Меня же какой-то непонятной магической силой тянуло рассказать то, что я знал о молодых партийных карьеристах, а перевидал я их к тому времени немало. Сам не знаю, откуда взялась эта тяга. Может, я каким-то седьмым, писательским, чувством предощущал скорый крах советской цивилизации с ее неповторимым номенклатурным миром? Или предвидел, что именно эти молодые мустанги партии и комсомола станут основной движущей силой капитализации страны? Была и другая причина: в повести «ЧП районного масштаба», законченной в 1981 году, я кое-что недоговорил, о чем-то умолчал из опаски, что вещь никогда не напечатают, ведь советская власть в ту пору казалась незыблемой, как Памир, и неисчерпаемой, как Байкал. Заметьте, футурологические произведения фантастов, например Ивана Ефремова или братьев Стругацких, пророков передовой советской интеллигенции, давали картины продвинутого бесклассового общества. О реставрации капитализма никто и не грезил. В этом смысле в наших головах царила полная каша. Так, мы, студенты пединститута, создали тайную литературную организацию и для написания программы сошлись в большой квартире Саши Трапезникова, сына военного прокурора Московского округа. Выпили и стали обсуждать первый раздел: будущее общественное устройство страны. Не больше и не меньше.

– Необходимо разрешить частную собственность! – заявил Саша.

– Капитализм, что ли? – не понял я.

– Нет, капитализм не нужен.
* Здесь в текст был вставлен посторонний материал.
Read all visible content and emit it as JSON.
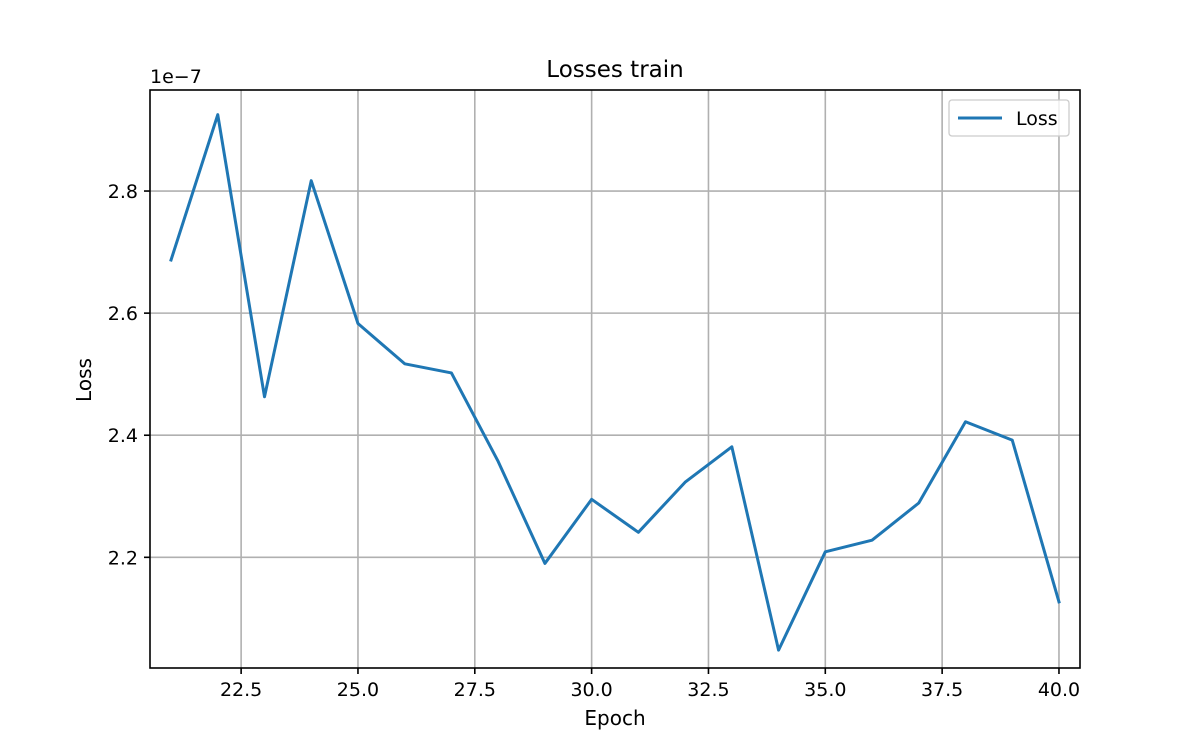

Только частная собственность…

Потом долго спорили, как захватить власть, и пришли к выводу, что без помощи уголовного мира не обойтись. Ну не идиоты! Слава богу, на том наши бдения и закончились, а то бы моя первая повесть называлась не «Сто дней до приказа», а как-нибудь иначе – «Места отдаленные», например. Преувеличиваю? Но ведь впаяли же за подобные вещи семь лет прозаику Бородину, и как раз в те самые времена.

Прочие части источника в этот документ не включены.